Kew Gardens and
London Travel Blog› entry 3 of 4 › view all entries
I woke up to a sunny and warm day. Didn´t feel like walking the streets of London, so what better place to visit than Kew Gardens. I took the District Line direction Richmond. Kew Gardens is the second last stop. From central London it took about 45 minutes. It´s only a short walk from the tube station down to Victoria Gate.
The gardens are absolutely beautiful. I guess because of its size it did not feel crowded at all. From Victoria Gate I started my visit at the Palm House, then continued to the Waterlily House. It´s a small, but wonderful little house with a pond filled with all kinds of waterlilies. It was extremely hot and humid in there. The Temperate House was my next stop.
As I continued down to the Pagoda I stopped for a while and watched all the planes that were on their final approach to Heathrow airport.
My next stop was the The Rhizotron and Xstrata Treetop Walkway. When you have climbed the 118 stairs to the walkway, watch out for low branches when you have reached the top. From the walkway there is a fantastic view of the whole garden. This walk is also educational. Along the walkway there are signs teaching you about how the trees live, how they grow, how they reproduce etc.
It was now time to head for the other end of the gardens, to the Princess of Wales Conservatory. A walk through the conservatory takes you through ten climatic zones. The two zones with carnivorous plants were the most interesting. Next door is the Davies Alpine House with its unusual alpine plants and the Rock Garden resembling a Pyrenean mountain valley.
By now my feet were hurting, I was tired of walking and I had had a wonderful day, so I decided to end my visit to this fantastic Botanical Garden.
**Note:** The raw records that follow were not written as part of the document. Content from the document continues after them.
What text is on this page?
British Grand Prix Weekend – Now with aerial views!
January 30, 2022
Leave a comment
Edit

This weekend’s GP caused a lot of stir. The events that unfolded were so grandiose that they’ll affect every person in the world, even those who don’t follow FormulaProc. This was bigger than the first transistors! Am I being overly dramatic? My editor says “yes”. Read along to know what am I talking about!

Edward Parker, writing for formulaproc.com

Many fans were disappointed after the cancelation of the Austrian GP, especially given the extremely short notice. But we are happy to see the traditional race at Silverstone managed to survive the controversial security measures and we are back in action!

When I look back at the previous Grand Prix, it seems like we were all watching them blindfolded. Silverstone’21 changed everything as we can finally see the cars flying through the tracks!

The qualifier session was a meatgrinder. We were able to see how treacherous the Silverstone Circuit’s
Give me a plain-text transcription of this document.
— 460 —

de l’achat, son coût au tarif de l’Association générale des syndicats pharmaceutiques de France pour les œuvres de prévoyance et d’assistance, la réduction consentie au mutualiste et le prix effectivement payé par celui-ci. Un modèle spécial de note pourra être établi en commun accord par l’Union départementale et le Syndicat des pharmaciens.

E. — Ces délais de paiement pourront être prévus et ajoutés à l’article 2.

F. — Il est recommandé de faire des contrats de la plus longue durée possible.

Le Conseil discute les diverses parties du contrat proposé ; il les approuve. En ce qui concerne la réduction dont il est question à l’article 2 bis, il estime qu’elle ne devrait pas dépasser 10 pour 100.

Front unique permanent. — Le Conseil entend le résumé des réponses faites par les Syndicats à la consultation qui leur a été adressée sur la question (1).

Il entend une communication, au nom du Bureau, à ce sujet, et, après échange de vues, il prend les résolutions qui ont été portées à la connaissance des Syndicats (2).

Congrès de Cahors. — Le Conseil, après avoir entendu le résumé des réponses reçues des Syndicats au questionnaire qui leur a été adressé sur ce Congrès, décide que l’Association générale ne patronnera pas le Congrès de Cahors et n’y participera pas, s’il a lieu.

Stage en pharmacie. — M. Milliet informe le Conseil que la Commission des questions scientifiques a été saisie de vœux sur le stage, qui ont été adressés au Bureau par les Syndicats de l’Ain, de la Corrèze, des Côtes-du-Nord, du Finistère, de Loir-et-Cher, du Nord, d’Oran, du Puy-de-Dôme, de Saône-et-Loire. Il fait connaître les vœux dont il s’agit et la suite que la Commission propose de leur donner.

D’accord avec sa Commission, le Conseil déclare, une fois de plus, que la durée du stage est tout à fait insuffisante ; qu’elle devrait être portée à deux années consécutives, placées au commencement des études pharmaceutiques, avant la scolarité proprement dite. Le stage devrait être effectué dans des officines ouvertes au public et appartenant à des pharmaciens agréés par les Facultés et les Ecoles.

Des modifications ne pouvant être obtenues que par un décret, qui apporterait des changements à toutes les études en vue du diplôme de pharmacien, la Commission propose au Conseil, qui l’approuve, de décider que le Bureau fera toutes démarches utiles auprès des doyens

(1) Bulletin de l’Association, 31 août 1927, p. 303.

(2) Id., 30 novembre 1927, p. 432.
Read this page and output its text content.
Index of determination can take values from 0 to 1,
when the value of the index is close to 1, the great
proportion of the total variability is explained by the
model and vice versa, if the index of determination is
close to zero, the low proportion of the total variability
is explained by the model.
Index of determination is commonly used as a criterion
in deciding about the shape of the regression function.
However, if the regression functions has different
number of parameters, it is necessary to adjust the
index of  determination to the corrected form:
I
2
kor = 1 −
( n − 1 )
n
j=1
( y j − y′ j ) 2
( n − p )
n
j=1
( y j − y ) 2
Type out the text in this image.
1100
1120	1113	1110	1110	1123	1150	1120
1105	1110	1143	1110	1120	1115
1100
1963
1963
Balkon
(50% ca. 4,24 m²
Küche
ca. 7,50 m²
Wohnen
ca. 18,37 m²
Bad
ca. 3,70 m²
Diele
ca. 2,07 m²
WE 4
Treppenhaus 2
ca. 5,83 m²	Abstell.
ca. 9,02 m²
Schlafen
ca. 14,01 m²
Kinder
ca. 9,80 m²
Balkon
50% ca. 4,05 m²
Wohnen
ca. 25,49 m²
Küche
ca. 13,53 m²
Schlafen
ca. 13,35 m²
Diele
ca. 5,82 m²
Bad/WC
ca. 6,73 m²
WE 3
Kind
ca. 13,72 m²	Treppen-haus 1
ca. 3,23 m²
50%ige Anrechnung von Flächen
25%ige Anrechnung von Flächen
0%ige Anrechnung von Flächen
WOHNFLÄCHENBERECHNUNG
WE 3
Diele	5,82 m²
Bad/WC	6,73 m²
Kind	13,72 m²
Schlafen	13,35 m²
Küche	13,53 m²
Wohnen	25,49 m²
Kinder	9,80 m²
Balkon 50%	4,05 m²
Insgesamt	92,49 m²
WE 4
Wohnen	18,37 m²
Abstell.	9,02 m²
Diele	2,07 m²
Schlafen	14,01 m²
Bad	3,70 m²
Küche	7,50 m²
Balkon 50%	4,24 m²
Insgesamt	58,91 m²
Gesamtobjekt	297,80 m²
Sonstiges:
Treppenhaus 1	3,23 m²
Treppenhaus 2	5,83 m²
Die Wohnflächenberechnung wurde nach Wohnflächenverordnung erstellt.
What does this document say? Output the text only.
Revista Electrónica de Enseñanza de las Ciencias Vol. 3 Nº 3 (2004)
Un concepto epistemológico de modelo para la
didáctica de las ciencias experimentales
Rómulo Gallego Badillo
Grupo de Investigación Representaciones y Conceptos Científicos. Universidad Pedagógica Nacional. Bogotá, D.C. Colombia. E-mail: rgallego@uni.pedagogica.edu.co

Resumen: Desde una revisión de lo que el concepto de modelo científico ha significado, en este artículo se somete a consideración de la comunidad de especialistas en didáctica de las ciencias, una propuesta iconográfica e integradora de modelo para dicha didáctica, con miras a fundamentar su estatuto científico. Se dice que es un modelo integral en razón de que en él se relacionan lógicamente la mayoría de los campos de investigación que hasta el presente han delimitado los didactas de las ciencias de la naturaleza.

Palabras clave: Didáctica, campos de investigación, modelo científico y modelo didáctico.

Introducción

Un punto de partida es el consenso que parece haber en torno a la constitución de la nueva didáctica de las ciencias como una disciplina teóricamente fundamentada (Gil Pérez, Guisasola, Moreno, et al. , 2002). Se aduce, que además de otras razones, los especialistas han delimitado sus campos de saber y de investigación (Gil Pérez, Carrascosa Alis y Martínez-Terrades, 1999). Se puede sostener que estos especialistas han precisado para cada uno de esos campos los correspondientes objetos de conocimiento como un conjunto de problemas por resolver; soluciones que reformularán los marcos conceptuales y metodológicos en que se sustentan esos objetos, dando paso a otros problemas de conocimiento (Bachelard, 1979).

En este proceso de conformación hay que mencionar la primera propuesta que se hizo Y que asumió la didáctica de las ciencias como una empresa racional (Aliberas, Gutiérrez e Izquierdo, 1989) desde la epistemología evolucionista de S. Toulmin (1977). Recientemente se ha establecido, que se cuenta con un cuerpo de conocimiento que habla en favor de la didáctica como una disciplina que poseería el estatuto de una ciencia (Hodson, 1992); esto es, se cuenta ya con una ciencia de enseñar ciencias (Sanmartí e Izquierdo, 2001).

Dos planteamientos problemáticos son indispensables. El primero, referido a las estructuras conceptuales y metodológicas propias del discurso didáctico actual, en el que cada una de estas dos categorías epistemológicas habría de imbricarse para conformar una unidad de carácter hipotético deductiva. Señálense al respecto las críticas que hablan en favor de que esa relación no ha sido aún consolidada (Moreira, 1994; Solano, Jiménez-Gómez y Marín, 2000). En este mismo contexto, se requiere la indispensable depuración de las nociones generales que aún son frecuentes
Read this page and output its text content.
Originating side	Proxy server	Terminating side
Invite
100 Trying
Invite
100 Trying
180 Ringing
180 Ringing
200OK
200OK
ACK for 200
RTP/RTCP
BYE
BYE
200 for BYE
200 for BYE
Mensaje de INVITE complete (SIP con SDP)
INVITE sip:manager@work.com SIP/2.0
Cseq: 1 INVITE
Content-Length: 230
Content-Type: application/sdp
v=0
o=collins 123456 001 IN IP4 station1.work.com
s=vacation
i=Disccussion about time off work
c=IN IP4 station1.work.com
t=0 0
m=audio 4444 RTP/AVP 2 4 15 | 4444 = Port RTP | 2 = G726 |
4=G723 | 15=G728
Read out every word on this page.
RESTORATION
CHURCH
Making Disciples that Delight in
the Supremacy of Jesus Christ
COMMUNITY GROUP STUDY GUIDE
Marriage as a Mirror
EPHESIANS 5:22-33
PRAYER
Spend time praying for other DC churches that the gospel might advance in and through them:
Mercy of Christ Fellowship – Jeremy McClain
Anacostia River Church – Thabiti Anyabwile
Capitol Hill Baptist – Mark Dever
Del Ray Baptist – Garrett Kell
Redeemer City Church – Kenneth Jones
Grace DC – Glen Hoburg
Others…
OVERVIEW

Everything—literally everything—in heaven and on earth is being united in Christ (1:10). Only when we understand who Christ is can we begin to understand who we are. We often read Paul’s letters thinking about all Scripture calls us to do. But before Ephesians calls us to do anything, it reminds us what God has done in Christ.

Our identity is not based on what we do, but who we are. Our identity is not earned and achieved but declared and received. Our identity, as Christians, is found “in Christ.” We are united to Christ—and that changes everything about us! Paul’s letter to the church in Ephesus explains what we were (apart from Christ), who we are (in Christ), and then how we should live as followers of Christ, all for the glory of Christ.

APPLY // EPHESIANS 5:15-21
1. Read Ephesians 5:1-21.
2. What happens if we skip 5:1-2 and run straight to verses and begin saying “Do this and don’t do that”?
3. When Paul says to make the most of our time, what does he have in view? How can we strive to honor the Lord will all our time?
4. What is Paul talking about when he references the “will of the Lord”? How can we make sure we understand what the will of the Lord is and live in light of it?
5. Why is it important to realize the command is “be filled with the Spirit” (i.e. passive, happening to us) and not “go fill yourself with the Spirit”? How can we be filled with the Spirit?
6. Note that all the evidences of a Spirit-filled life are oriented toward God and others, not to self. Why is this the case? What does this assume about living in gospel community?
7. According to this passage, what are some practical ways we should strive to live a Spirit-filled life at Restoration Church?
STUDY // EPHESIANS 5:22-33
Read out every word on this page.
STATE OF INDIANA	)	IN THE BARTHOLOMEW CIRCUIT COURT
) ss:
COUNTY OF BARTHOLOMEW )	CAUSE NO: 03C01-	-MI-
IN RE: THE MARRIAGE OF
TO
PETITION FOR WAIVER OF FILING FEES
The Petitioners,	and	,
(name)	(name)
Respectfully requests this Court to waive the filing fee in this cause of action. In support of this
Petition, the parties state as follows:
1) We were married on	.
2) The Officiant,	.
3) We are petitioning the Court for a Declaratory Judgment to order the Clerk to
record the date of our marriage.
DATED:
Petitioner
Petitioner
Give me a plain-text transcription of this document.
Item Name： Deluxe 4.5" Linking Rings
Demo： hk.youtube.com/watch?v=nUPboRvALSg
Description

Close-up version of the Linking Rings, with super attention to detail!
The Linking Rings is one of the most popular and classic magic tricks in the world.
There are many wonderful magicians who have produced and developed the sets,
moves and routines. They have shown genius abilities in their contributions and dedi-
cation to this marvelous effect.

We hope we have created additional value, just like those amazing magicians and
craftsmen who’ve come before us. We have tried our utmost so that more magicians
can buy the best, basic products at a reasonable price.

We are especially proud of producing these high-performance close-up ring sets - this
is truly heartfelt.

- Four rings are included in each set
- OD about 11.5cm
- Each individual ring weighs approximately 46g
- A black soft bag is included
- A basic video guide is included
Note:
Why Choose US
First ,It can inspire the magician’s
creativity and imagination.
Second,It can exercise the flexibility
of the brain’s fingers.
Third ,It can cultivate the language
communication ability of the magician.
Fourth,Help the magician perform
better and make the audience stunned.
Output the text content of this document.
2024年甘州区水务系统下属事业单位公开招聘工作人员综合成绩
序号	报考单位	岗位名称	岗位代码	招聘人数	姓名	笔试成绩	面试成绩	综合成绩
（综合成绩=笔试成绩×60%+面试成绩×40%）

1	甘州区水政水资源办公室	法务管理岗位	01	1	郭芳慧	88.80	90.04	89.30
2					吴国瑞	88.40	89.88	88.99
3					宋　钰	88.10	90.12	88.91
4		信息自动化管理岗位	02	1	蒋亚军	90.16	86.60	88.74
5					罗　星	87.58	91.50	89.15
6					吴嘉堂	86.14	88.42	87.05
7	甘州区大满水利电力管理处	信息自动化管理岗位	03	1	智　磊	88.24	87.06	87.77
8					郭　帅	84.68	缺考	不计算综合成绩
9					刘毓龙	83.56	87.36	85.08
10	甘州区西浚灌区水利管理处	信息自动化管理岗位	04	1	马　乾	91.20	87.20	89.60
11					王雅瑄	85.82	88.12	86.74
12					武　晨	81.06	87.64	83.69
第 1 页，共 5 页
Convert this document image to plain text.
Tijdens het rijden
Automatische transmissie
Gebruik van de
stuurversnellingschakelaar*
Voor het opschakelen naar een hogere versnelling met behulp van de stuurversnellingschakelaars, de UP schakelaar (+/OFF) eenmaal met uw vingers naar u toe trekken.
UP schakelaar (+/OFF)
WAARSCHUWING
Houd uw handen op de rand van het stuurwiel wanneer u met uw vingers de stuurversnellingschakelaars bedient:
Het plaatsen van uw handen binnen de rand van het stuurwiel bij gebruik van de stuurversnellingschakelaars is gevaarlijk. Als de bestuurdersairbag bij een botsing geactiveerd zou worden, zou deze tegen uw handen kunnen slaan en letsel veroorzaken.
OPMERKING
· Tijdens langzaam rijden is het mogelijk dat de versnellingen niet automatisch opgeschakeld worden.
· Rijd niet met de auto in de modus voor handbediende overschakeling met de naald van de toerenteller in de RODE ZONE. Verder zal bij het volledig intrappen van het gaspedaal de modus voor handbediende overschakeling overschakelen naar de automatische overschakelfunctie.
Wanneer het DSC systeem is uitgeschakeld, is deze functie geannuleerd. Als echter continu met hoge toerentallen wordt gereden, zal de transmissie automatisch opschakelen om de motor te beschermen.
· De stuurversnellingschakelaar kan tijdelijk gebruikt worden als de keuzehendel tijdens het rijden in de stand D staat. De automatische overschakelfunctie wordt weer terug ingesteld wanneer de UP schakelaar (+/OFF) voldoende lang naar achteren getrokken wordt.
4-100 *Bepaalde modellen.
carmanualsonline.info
At the end of the 80´s I went to the Bramah Tea and Coffee Museum. I remembered that they had a small coffee shop where you could have afternoon tea, so I decided to pay them new visit. When I finally got there I could not find neither the street number nor the museum. I walked up and down the street, but no luck. I stopped by the hotel in the next street and the receptionist could tell me that they had closed down 2 years ago, but no one knew wether it was final or if they had relocated. I guess I was not having afternoon tea after all. Instead I walked down to the Thames, crossed London Bridge and walked down to Tower of London and The Tower Bridge, before I went to Covent Garden for something to eat.
My final "activity" today was a play at the Novello Theatre. Grumpy Old Women had already been successful on television, so when it was no live in the theatre I just had to see it. "Grumpy Old Women Live 2: Chin Up Britain" is a show packed full of handy hints on getting through these hard times the grumpy way. The audience was delighted to see the Grumpy Old Women tackle such pertinent issues as: grumping through the ages, why the recession is good for our kids, celebrity culling, plus The Grumpy Guide to Safe Grumpy Rumpy Pumpy! The testy trio offer tips about coping with Excessive Cleaning Disorder, overcoming menu masochism and combining household chores with safe sex. The play was an absolute delight. Can´t remember last time I laughed so hard. It also made it very funny when the actresses lost it and burst out laughing themselves.